Alexa
  • Directory of Taiwan

Prison sentences of 4 years and more for deadly gas blasts in Taiwan’s Kaohsiung

Longest jail terms for city officials

  5625
The scene after the 2014 gas explosions in Kaohsiung.

The scene after the 2014 gas explosions in Kaohsiung. (AP photo)

TAIPEI (Taiwan News) – A total of 12 city officials and company managers received prison sentences of 4 years or more Friday for the gas explosion which killed 32 people and injured more than 300 in Kaohsiung in 2014.

Appeals were still possible against the Kaohsiung District Court verdicts.

A propene gas leak in an underground industrial pipeline which had not been inspected for more than 20 years was thought to be at the origin at the blast. It took hours to shut off the pipeline, with the first explosion occurring shortly after, just before midnight on July 31, 2014.

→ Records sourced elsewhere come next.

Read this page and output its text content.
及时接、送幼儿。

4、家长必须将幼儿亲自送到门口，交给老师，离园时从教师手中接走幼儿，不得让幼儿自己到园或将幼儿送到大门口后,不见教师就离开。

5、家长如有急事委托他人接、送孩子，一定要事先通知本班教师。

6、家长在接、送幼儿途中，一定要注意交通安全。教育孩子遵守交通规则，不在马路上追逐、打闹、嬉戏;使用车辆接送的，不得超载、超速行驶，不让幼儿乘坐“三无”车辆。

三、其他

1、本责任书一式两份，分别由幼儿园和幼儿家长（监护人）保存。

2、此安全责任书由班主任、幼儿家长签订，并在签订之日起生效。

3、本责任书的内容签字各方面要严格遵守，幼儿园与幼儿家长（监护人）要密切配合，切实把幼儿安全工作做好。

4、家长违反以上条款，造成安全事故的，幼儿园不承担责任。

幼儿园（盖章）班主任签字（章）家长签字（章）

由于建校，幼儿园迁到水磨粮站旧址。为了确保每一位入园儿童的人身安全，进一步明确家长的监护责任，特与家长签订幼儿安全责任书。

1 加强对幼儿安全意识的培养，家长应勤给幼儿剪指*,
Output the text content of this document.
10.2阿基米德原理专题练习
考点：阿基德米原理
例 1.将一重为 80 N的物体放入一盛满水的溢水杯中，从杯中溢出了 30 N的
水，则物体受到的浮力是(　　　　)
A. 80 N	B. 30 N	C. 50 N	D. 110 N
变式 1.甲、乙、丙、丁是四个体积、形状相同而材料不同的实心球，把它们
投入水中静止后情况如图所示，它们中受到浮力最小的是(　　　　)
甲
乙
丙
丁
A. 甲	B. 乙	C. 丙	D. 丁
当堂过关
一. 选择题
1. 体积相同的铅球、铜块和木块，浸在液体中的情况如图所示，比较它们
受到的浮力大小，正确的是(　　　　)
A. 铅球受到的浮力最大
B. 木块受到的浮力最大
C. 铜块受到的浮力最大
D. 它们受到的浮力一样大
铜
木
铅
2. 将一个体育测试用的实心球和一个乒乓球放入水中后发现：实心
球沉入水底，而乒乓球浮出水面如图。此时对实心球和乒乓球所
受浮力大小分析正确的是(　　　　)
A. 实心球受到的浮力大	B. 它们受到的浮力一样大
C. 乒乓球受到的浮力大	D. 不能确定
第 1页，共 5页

Fireballs ripped open at least four streets in the city’s Qianzhen and Lingya districts, threw cars and motorcycles up in the air to land on top of houses, and swallowed up firetrucks, while causing major electricity, gas and water cutoffs. The 32 fatalities included seven firefighters and rescue workers.

One of the heaviest sentences issued by the Kaohsiung District Court Friday was for the current city government’s secretary-general, Chao Chien-chiao (趙建喬) who received a term of four years and ten months, as did two former city engineers. At the time, Chao headed the maintenance office of the city’s Public Works Bureau.

The former chairman of LCY Chemical Corporation (李長榮化工), Bowei Lee (李謀偉), was sentenced to four years in jail. He was present in court Friday, and reportedly immediately expressed his disagreement with the ruling, promising to appeal.

Similar prison terms were handed down to five employees of LCY, ranging from a factory manager to a control room operator, the Central News Agency reported.

Three staff members of China General Terminal and Distribution Corporation (CGTD, 華運公司), the company responsible for transporting LCY’s gas through the pipelines, were sentenced to four years and six months each.

The investigation into responsibility for the disaster included the questioning of 510 witnesses and took 140 days, while the court took another three years before reaching Friday’s verdict, according to CNA.

Not only did neither LCY nor CGTD check or repair the pipelines, but on the evening of the disaster, LCY still asked CGTD to step up the amount of gas it was sending through the tubes, investigators said.

Accusations of negligence against opposition Kuomintang chairman Wu Den-yih (吳敦義), who served as mayor of Kaohsiung when the pipelines were installed, and against presidential secretary-general Chen Chu (陳菊), who was mayor when the explosions occurred, were dismissed by prosecutors.

The relatives of the fatalities and a total of 63 out of 65 people severely injured during the blasts had reached compensation agreements, CNA reported.